The current study has several limitations worth noting. First, this study was a retrospective nonrandomized single-center study with a small sample size. Also, there were significantly different characteristics of patients and lesions among the two groups. The subgroup analysis of patients with CLTI was conducted because the sample size was not large enough to allow the multivariate analysis. Even after subgroup analysis, the high-dose -PCB group had more effective outcomes than the low-dose PCB group.
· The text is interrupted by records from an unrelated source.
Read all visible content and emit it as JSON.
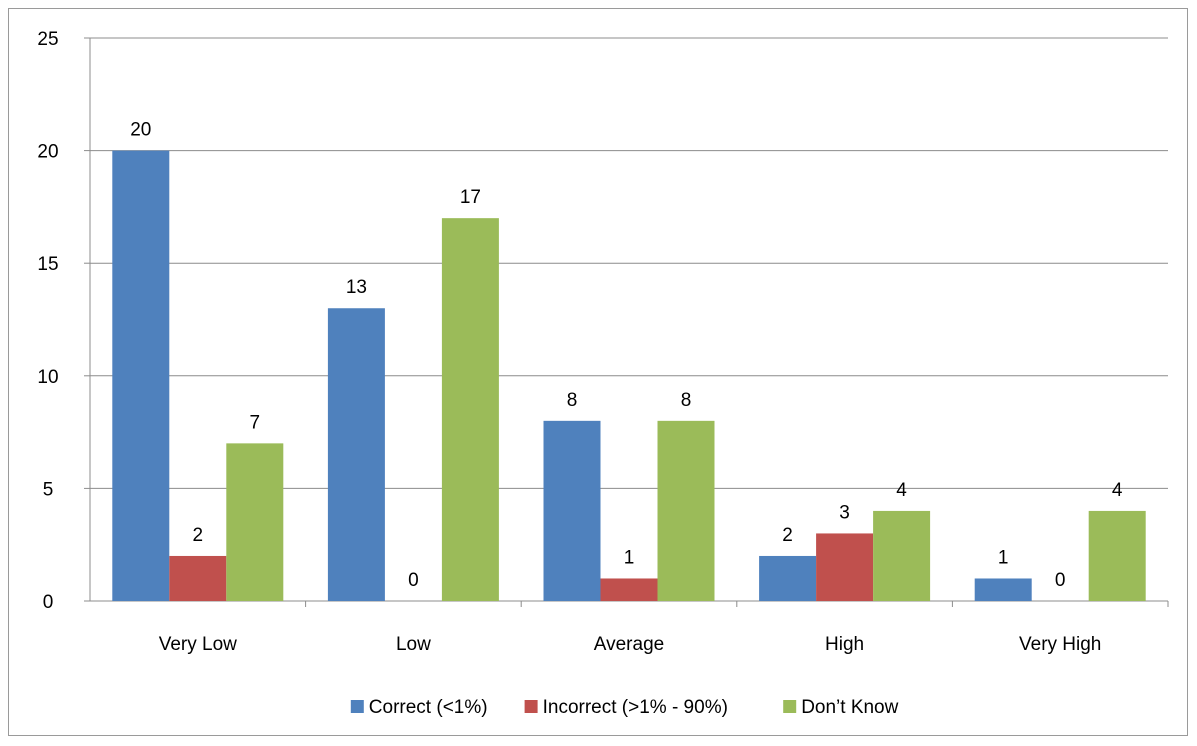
{
  "chart_data": {
    "type": "bar",
    "title": "",
    "xlabel": "",
    "ylabel": "",
    "categories": [
      "Very Low",
      "Low",
      "Average",
      "High",
      "Very High"
    ],
    "series": [
      {
        "name": "Correct (<1%)",
        "color": "#4f81bd",
        "values": [
          20,
          13,
          8,
          2,
          1
        ]
      },
      {
        "name": "Incorrect (>1% - 90%)",
        "color": "#c0504d",
        "values": [
          2,
          0,
          1,
          3,
          0
        ]
      },
      {
        "name": "Don’t Know",
        "color": "#9bbb59",
        "values": [
          7,
          17,
          8,
          4,
          4
        ]
      }
    ],
    "ylim": [
      0,
      25
    ],
    "yticks": [
      0,
      5,
      10,
      15,
      20,
      25
    ],
    "grid": true,
    "data_labels": true,
    "legend_position": "bottom"
  }
}
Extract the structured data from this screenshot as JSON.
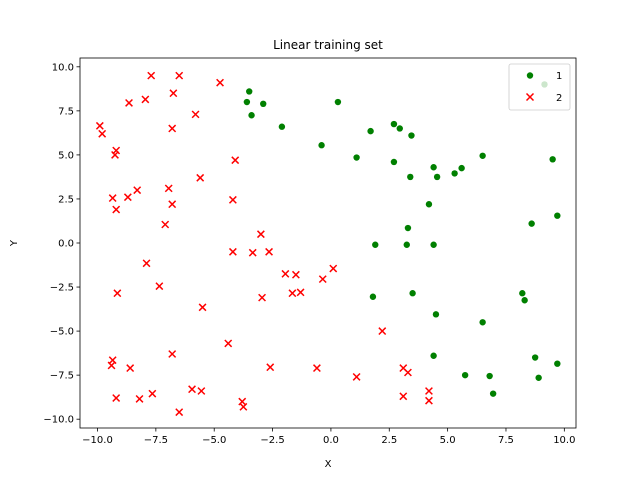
{
  "chart_data": {
    "type": "scatter",
    "title": "Linear training set",
    "xlabel": "X",
    "ylabel": "Y",
    "xlim": [
      -10.75,
      10.5
    ],
    "ylim": [
      -10.5,
      10.5
    ],
    "xticks": [
      -10.0,
      -7.5,
      -5.0,
      -2.5,
      0.0,
      2.5,
      5.0,
      7.5,
      10.0
    ],
    "xtick_labels": [
      "−10.0",
      "−7.5",
      "−5.0",
      "−2.5",
      "0.0",
      "2.5",
      "5.0",
      "7.5",
      "10.0"
    ],
    "yticks": [
      10.0,
      7.5,
      5.0,
      2.5,
      0.0,
      -2.5,
      -5.0,
      -7.5,
      -10.0
    ],
    "ytick_labels": [
      "10.0",
      "7.5",
      "5.0",
      "2.5",
      "0.0",
      "−2.5",
      "−5.0",
      "−7.5",
      "−10.0"
    ],
    "grid": false,
    "legend_position": "top-right",
    "series": [
      {
        "name": "1",
        "marker": "circle",
        "color": "#008000",
        "points": [
          [
            -3.5,
            8.6
          ],
          [
            -3.6,
            8.0
          ],
          [
            -2.9,
            7.9
          ],
          [
            -3.4,
            7.25
          ],
          [
            0.3,
            8.0
          ],
          [
            -2.1,
            6.6
          ],
          [
            -0.4,
            5.55
          ],
          [
            1.7,
            6.35
          ],
          [
            2.7,
            6.75
          ],
          [
            2.95,
            6.5
          ],
          [
            3.45,
            6.1
          ],
          [
            1.1,
            4.85
          ],
          [
            2.7,
            4.6
          ],
          [
            3.4,
            3.75
          ],
          [
            4.4,
            4.3
          ],
          [
            4.55,
            3.75
          ],
          [
            5.3,
            3.95
          ],
          [
            5.6,
            4.25
          ],
          [
            6.5,
            4.95
          ],
          [
            9.5,
            4.75
          ],
          [
            4.2,
            2.2
          ],
          [
            9.7,
            1.55
          ],
          [
            8.6,
            1.1
          ],
          [
            3.3,
            0.85
          ],
          [
            1.9,
            -0.1
          ],
          [
            3.25,
            -0.1
          ],
          [
            4.4,
            -0.1
          ],
          [
            1.8,
            -3.05
          ],
          [
            3.5,
            -2.85
          ],
          [
            8.2,
            -2.85
          ],
          [
            8.3,
            -3.25
          ],
          [
            4.5,
            -4.05
          ],
          [
            6.5,
            -4.5
          ],
          [
            4.4,
            -6.4
          ],
          [
            8.75,
            -6.5
          ],
          [
            9.7,
            -6.85
          ],
          [
            5.75,
            -7.5
          ],
          [
            6.8,
            -7.55
          ],
          [
            8.9,
            -7.65
          ],
          [
            6.95,
            -8.55
          ],
          [
            9.15,
            9.0
          ]
        ]
      },
      {
        "name": "2",
        "marker": "x",
        "color": "#ff0000",
        "points": [
          [
            -7.7,
            9.5
          ],
          [
            -6.5,
            9.5
          ],
          [
            -4.75,
            9.1
          ],
          [
            -6.75,
            8.5
          ],
          [
            -8.65,
            7.95
          ],
          [
            -7.95,
            8.15
          ],
          [
            -5.8,
            7.3
          ],
          [
            -6.8,
            6.5
          ],
          [
            -9.9,
            6.65
          ],
          [
            -9.8,
            6.2
          ],
          [
            -9.2,
            5.25
          ],
          [
            -9.25,
            5.0
          ],
          [
            -4.1,
            4.7
          ],
          [
            -5.6,
            3.7
          ],
          [
            -6.95,
            3.1
          ],
          [
            -8.3,
            3.0
          ],
          [
            -9.35,
            2.55
          ],
          [
            -8.7,
            2.6
          ],
          [
            -6.8,
            2.2
          ],
          [
            -9.2,
            1.9
          ],
          [
            -4.2,
            2.45
          ],
          [
            -7.1,
            1.05
          ],
          [
            -3.0,
            0.5
          ],
          [
            -4.2,
            -0.5
          ],
          [
            -3.35,
            -0.55
          ],
          [
            -2.65,
            -0.5
          ],
          [
            0.1,
            -1.45
          ],
          [
            -7.9,
            -1.15
          ],
          [
            -1.95,
            -1.75
          ],
          [
            -1.5,
            -1.8
          ],
          [
            -0.35,
            -2.05
          ],
          [
            -7.35,
            -2.45
          ],
          [
            -1.65,
            -2.85
          ],
          [
            -1.3,
            -2.8
          ],
          [
            -9.15,
            -2.85
          ],
          [
            -2.95,
            -3.1
          ],
          [
            -5.5,
            -3.65
          ],
          [
            2.2,
            -5.0
          ],
          [
            -4.4,
            -5.7
          ],
          [
            -6.8,
            -6.3
          ],
          [
            -9.35,
            -6.65
          ],
          [
            -9.4,
            -6.95
          ],
          [
            -8.6,
            -7.1
          ],
          [
            -2.6,
            -7.05
          ],
          [
            -0.6,
            -7.1
          ],
          [
            3.1,
            -7.1
          ],
          [
            3.3,
            -7.35
          ],
          [
            1.1,
            -7.6
          ],
          [
            -5.95,
            -8.3
          ],
          [
            -5.55,
            -8.4
          ],
          [
            4.2,
            -8.4
          ],
          [
            -7.65,
            -8.55
          ],
          [
            -9.2,
            -8.8
          ],
          [
            -8.2,
            -8.85
          ],
          [
            3.1,
            -8.7
          ],
          [
            4.2,
            -8.95
          ],
          [
            -3.8,
            -9.0
          ],
          [
            -3.75,
            -9.3
          ],
          [
            -6.5,
            -9.6
          ]
        ]
      }
    ]
  }
}
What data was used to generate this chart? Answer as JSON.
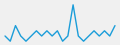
{
  "values": [
    2,
    1,
    4,
    2,
    1,
    2,
    3,
    2,
    3,
    2,
    3,
    1,
    2,
    8,
    2,
    1,
    2,
    3,
    2,
    3,
    2,
    4
  ],
  "line_color": "#1b9dd9",
  "bg_color": "#f0f0f0",
  "linewidth": 1.0
}
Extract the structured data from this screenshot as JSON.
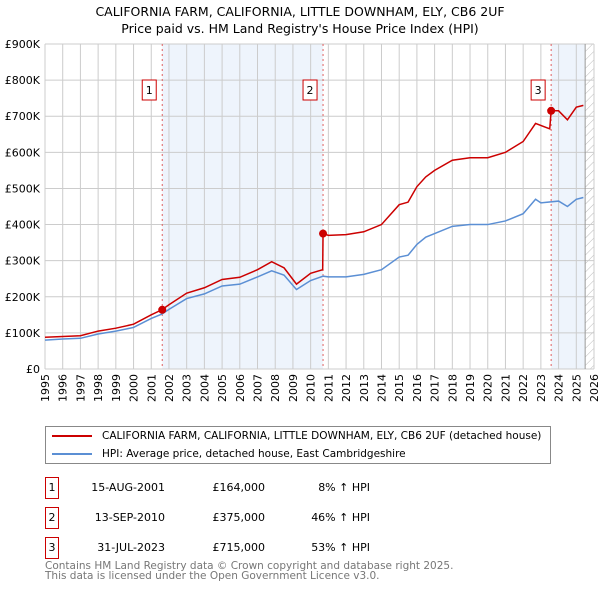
{
  "chart_data": {
    "type": "line",
    "title": "CALIFORNIA FARM, CALIFORNIA, LITTLE DOWNHAM, ELY, CB6 2UF",
    "subtitle": "Price paid vs. HM Land Registry's House Price Index (HPI)",
    "xlim": [
      1995,
      2026
    ],
    "ylim": [
      0,
      900000
    ],
    "yticks": [
      {
        "v": 0,
        "label": "£0"
      },
      {
        "v": 100000,
        "label": "£100K"
      },
      {
        "v": 200000,
        "label": "£200K"
      },
      {
        "v": 300000,
        "label": "£300K"
      },
      {
        "v": 400000,
        "label": "£400K"
      },
      {
        "v": 500000,
        "label": "£500K"
      },
      {
        "v": 600000,
        "label": "£600K"
      },
      {
        "v": 700000,
        "label": "£700K"
      },
      {
        "v": 800000,
        "label": "£800K"
      },
      {
        "v": 900000,
        "label": "£900K"
      }
    ],
    "xticks": [
      "1995",
      "1996",
      "1997",
      "1998",
      "1999",
      "2000",
      "2001",
      "2002",
      "2003",
      "2004",
      "2005",
      "2006",
      "2007",
      "2008",
      "2009",
      "2010",
      "2011",
      "2012",
      "2013",
      "2014",
      "2015",
      "2016",
      "2017",
      "2018",
      "2019",
      "2020",
      "2021",
      "2022",
      "2023",
      "2024",
      "2025",
      "2026"
    ],
    "series": [
      {
        "name": "CALIFORNIA FARM, CALIFORNIA, LITTLE DOWNHAM, ELY, CB6 2UF (detached house)",
        "color": "#cc0000",
        "x": [
          1995,
          1996,
          1997,
          1998,
          1999,
          2000,
          2001,
          2001.6,
          2002,
          2003,
          2004,
          2005,
          2006,
          2007,
          2007.8,
          2008.5,
          2009.2,
          2010,
          2010.68,
          2010.7,
          2011,
          2012,
          2013,
          2014,
          2015,
          2015.5,
          2016,
          2016.5,
          2017,
          2018,
          2019,
          2020,
          2021,
          2022,
          2022.7,
          2023.5,
          2023.58,
          2024,
          2024.5,
          2025,
          2025.4
        ],
        "y": [
          88000,
          90000,
          92000,
          105000,
          113000,
          124000,
          150000,
          164000,
          178000,
          210000,
          225000,
          248000,
          254000,
          275000,
          297000,
          280000,
          235000,
          265000,
          275000,
          375000,
          370000,
          372000,
          380000,
          400000,
          455000,
          462000,
          505000,
          532000,
          550000,
          578000,
          585000,
          585000,
          600000,
          630000,
          680000,
          665000,
          715000,
          715000,
          690000,
          725000,
          730000
        ]
      },
      {
        "name": "HPI: Average price, detached house, East Cambridgeshire",
        "color": "#5b8fd4",
        "x": [
          1995,
          1996,
          1997,
          1998,
          1999,
          2000,
          2001,
          2001.6,
          2002,
          2003,
          2004,
          2005,
          2006,
          2007,
          2007.8,
          2008.5,
          2009.2,
          2010,
          2010.7,
          2011,
          2012,
          2013,
          2014,
          2015,
          2015.5,
          2016,
          2016.5,
          2017,
          2018,
          2019,
          2020,
          2021,
          2022,
          2022.7,
          2023,
          2024,
          2024.5,
          2025,
          2025.4
        ],
        "y": [
          80000,
          83000,
          85000,
          97000,
          105000,
          115000,
          140000,
          152000,
          165000,
          195000,
          208000,
          230000,
          235000,
          255000,
          272000,
          260000,
          220000,
          245000,
          257000,
          255000,
          255000,
          262000,
          275000,
          310000,
          315000,
          345000,
          365000,
          375000,
          395000,
          400000,
          400000,
          410000,
          430000,
          470000,
          460000,
          465000,
          450000,
          470000,
          475000
        ]
      }
    ],
    "sales": [
      {
        "num": "1",
        "x": 2001.62,
        "price": 164000,
        "date": "15-AUG-2001",
        "price_label": "£164,000",
        "hpi": "8% ↑ HPI"
      },
      {
        "num": "2",
        "x": 2010.7,
        "price": 375000,
        "date": "13-SEP-2010",
        "price_label": "£375,000",
        "hpi": "46% ↑ HPI"
      },
      {
        "num": "3",
        "x": 2023.58,
        "price": 715000,
        "date": "31-JUL-2023",
        "price_label": "£715,000",
        "hpi": "53% ↑ HPI"
      }
    ],
    "hatch_from": 2025.5
  },
  "footer": {
    "line1": "Contains HM Land Registry data © Crown copyright and database right 2025.",
    "line2": "This data is licensed under the Open Government Licence v3.0."
  }
}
Therefore, the result of this study was thought to be sufficiently significant. Second, there might exist several selection biases in this study, because the selection of PCBs and the regimen of follow-up angiography were at the physician’s discretion. To overcome these limitations, a prospective, randomized, multi-center study is warranted. Third, intravascular ultrasound, which would have allowed the accurate evaluation of LLL, was not used in follow-up angiography.

Conclusion

LLL at 1 year was significantly lower in the high-dose than in the low-dose PCB group. Moreover, treatment for de novo femoropopliteal lesions using high-dose PCB could lead to late lumen enlargement. Further investigation should be needed to clarify the difference in effective outcomes between different doses of paclitaxel.